- Born: 1 April 1978 (age 48) Multan, Punjab, Pakistan
- Occupation: TV Anchorperson
- Years active: 2006–present

= Gharida Farooqi =

Pakistani television anchor (born 1978)

Gharidah Farooqi is a Pakistani television host and anchorperson who was once part of Pakistan's biggest media group, Geo News.

==Early life and career==
Gharida Farooqi was born in Multan, Pakistan. She received her master's degree in International Relations from Bahauddin Zakariya University, Multan, Pakistan.

Gharida Farooqi started her career with PTV News as a newscaster and worked there from 2005 to 2007. She moved to Dunya News in 2007 for a short time. Later in 2008, she started working for Geo News and worked there until 2012.

In September 2015, Gharida Farooqi interviewed Rana Sanaullah Khan, Law Minister in the provincial government of Punjab, Pakistan on her TV show G for Gharida.

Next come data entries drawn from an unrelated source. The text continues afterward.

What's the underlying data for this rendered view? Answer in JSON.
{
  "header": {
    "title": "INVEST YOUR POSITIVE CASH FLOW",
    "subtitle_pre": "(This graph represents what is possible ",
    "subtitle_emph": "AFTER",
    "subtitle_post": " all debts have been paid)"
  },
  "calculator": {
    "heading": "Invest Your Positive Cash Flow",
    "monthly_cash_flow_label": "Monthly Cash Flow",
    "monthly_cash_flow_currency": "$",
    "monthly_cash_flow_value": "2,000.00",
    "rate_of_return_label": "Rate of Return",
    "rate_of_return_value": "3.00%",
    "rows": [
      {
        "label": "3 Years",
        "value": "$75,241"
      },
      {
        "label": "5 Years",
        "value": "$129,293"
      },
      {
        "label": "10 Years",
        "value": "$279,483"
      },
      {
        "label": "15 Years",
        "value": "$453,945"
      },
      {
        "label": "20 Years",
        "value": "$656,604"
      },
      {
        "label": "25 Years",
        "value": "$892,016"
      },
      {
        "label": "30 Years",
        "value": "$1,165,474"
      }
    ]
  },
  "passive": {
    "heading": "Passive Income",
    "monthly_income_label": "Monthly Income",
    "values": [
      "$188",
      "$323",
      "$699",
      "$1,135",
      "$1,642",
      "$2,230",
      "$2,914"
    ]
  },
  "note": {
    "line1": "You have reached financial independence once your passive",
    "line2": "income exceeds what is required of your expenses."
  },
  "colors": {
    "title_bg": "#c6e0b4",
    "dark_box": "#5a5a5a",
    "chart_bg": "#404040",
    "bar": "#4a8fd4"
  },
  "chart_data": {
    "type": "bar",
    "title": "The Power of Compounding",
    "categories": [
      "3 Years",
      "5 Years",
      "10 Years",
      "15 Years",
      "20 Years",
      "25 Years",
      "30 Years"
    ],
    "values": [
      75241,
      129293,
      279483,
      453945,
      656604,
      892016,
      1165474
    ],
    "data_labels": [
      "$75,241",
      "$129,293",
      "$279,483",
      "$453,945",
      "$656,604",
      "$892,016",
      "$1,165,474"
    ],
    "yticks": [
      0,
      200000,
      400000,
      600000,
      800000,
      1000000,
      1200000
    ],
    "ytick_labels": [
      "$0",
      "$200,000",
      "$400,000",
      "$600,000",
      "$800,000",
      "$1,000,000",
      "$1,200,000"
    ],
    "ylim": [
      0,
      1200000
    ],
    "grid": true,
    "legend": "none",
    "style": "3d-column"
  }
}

As recently as 2024, 'Coalition For Women In Journalism', a New York-based non-profit organization, published an article showing a 'Timeline of Events' from 2016 to 2024 about organized harassment campaigns against Gharida Farooqi showing how journalists become victims of cross-fire among rival political parties in Pakistan.

==Child abuse incident settlement==
On 25 July 2017, Lahore police recovered a fifteen year old maid from Farooqi's home, where she had been allegedly kept in illegal detention and tortured.

On 23 August 2017, Farooqi reached a settlement with the maid's mother. Gharida Farooqi was never convicted in a court of law in Pakistan of any alleged abuse of the child worker. The child worker's mother, Nasima reportedly stated later that 'she is now not pursuing the case against the anchorperson'.